I have an issue that's driving me nuts. I have created a ASP.Net project in Visual Studio 2015 with a predefined template. The target framework is 4.5
When I added Forms authentication, all I got was a 401.2 message.
This is how I configured the application: I created a Login.aspx page. Then in the web.config I added the following properties in the system.web section:
<authentication mode="Forms">
<forms loginUrl="Login.aspx"
protection="All"
timeout="30"
name=".ASPXAUTH"
path="/"
defaultUrl="Default.aspx" />
</authentication>
<authorization>
<deny users="?"/>
<allow users="*"/>
</authorization>
I checked some other posts, but none helped me out so far:
This one is not applicable: Access is Denied - 401.2: Unauthorized Error
This one looked promising, but no cigar for my app: .NET Forms Authentication using IIS8.0 Express (vs2013) - 401.2.: Unauthorized: Logon failed due to server configuration
This one got me thinking: https://stackoverflow.com/a/35925125/980201
When I check the IIS(Express) logfile, this is what I get:
2017-02-24 19:29:22 ::1 GET / .... - 302
2017-02-24 19:29:22 ::1 GET /Login ReturnUrl=%2f .... - 401
Where did the .aspx in Login.aspx go?
So I removed all FriendlyURL stuff, but no luck again.
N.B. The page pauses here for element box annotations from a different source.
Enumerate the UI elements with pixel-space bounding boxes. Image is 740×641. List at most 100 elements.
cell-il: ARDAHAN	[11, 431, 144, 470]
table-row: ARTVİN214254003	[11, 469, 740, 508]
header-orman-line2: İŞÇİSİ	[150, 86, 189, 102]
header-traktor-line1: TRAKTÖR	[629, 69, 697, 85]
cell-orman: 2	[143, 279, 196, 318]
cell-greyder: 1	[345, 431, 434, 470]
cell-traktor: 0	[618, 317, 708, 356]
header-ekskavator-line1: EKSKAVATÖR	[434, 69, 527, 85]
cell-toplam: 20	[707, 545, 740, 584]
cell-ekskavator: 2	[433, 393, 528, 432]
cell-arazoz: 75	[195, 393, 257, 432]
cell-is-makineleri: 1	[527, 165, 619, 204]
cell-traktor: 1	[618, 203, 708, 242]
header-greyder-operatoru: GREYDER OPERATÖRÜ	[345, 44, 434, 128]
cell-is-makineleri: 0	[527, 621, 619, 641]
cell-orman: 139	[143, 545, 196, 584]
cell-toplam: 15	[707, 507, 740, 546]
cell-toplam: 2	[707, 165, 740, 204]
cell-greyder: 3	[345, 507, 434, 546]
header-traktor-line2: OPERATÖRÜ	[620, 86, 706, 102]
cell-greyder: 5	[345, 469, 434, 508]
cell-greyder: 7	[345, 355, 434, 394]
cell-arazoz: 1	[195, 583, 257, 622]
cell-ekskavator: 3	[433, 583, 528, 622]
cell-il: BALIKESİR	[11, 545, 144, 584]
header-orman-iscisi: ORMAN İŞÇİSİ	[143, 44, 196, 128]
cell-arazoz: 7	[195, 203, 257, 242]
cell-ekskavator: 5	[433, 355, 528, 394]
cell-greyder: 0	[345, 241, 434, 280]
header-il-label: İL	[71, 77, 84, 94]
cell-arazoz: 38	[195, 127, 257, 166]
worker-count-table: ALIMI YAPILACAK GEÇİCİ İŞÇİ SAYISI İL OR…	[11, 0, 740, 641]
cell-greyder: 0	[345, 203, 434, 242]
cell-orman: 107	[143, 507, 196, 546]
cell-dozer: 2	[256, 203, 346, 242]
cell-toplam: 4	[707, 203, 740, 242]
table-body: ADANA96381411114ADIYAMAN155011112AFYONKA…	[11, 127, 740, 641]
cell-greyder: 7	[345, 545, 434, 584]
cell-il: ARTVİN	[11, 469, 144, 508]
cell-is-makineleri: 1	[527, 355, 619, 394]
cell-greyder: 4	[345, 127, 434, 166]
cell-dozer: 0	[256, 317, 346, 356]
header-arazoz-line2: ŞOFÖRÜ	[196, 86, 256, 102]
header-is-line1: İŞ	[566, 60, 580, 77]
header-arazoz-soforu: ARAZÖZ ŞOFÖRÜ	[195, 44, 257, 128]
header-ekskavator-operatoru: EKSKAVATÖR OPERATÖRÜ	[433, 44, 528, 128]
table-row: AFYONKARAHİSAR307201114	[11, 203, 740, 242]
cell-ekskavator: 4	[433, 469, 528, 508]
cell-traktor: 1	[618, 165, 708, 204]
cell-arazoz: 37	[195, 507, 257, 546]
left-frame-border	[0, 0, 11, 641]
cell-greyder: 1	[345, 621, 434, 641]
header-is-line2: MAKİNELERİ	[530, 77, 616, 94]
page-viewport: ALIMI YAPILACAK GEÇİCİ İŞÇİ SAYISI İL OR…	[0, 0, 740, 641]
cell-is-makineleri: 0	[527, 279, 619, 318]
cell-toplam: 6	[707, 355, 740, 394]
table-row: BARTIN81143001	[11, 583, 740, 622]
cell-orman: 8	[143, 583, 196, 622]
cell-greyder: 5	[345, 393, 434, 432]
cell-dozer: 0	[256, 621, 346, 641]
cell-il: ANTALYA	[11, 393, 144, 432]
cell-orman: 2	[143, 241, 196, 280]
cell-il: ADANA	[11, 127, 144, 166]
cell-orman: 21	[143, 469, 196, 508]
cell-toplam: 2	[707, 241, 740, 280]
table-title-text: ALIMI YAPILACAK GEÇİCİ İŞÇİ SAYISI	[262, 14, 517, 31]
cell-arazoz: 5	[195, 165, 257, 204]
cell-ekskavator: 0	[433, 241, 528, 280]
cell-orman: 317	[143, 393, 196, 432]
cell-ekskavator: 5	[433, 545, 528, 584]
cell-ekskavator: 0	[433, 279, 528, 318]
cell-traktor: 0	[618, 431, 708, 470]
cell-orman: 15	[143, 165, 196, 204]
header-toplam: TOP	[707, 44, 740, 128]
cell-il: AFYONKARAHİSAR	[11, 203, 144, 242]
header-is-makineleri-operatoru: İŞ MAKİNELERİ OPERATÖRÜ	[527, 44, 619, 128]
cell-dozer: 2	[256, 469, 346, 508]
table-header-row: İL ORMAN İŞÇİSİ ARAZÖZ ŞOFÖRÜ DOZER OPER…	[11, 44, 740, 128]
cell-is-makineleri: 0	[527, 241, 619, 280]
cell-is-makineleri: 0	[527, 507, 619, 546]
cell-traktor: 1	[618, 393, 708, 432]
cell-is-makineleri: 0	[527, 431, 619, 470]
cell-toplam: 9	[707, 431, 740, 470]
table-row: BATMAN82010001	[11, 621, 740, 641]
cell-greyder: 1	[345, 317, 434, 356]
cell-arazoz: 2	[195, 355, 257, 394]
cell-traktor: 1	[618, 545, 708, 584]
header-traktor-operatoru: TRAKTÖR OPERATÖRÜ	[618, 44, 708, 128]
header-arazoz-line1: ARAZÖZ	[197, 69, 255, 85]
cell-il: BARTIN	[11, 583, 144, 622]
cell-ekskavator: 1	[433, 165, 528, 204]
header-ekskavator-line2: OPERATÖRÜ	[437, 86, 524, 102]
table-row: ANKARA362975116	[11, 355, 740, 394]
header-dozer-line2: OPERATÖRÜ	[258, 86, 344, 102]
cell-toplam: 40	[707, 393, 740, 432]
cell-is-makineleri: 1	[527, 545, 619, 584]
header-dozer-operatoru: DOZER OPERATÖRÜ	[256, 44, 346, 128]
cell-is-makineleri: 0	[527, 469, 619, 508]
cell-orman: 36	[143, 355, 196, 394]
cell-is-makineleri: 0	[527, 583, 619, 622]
In a final attempt I changed my config to:
<forms loginUrl="LoginXXX.aspx"
And this is what I got:
2017-02-24 19:45:37 ::1 GET / ... - 302
2017-02-24 19:45:37 ::1 GET /LoginXXX.aspx ReturnUrl=%2f 57745 - 404
Why does .Net redirect to login instead of login.aspx ? Any other thoughts on my app and config file?
Thanks a lot!
Regards Roeland
Edit Some unexpected turn of events: when I start debugging in VS with Login.aspx.cs as the current tab, it fails. When I start debugging from Default.aspx.cs it works. Setting the Start Action of my project to Default.aspx solves the issue. However, when the site runs, changing the url to login.aspx makes it fail again.
Why? It doesn't make sense to me that only page that is everyone allowed to see, cannot be navigated directly.